CUDA error: No kernel image is available for execution on the device #44

Closed Forsworns closed 3 months ago

Forsworns commented 3 months ago

I tried the DeepSeek-V2-Lite in your container image approachingai/ktransformers:0.1.1, which is deployed on an Nvidia T4 GPU with driver 535.161.8. And I got following errors, is T4 not sufficient to run it, or should I change my driver version?

image

Azure-Tang commented 3 months ago

Hi, thank u for your interest. For your problem, Your GPU Compute Capability is 7.5, which our precompiled docker only support 8.0 and higher. If you want to run ktransformers, you may follow the readme Or you can download source code and compile: section. One more thing is that our default linear operator(marlin) only support Nvidia's Ampere and higher architecture. For T4, which is Turing, you may need modify /ktransformer/optimize/optimize_rules/DeepSeek-V2-Chat.yaml and change linear backend to KLinearTorch .

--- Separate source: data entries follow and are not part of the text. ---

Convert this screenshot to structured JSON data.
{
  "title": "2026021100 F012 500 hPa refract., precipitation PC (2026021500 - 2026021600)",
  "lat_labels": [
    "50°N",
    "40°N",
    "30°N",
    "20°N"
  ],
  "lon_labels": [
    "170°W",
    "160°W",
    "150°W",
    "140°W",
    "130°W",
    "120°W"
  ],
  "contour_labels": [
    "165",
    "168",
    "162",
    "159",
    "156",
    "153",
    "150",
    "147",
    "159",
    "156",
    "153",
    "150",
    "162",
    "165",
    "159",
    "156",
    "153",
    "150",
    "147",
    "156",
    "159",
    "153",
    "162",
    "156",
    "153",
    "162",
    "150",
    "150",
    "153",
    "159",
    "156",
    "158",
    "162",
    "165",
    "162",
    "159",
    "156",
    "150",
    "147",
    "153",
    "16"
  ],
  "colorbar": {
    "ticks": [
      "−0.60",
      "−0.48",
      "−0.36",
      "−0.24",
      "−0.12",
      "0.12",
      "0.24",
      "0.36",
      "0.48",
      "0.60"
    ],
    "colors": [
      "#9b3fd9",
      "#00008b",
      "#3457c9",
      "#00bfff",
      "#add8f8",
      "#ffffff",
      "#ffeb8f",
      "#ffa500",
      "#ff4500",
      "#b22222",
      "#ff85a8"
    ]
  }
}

The modified linear replace rule will like:

- match:
    name: "^model\\.layers\\.(?!.*self_attn).*$"  # regular expression 
    class: torch.nn.Linear  # only match modules matching name and class simultaneously
  replace:
    class: ktransformers.operators.linear.KTransformersLinear  # optimized Kernel on quantized data types
    kwargs:
      generate_device: "cuda"
      generate_op: "KLinearTorch"
Forsworns commented 3 months ago

Thanks! I have run the original container image successfully with A10 cards :)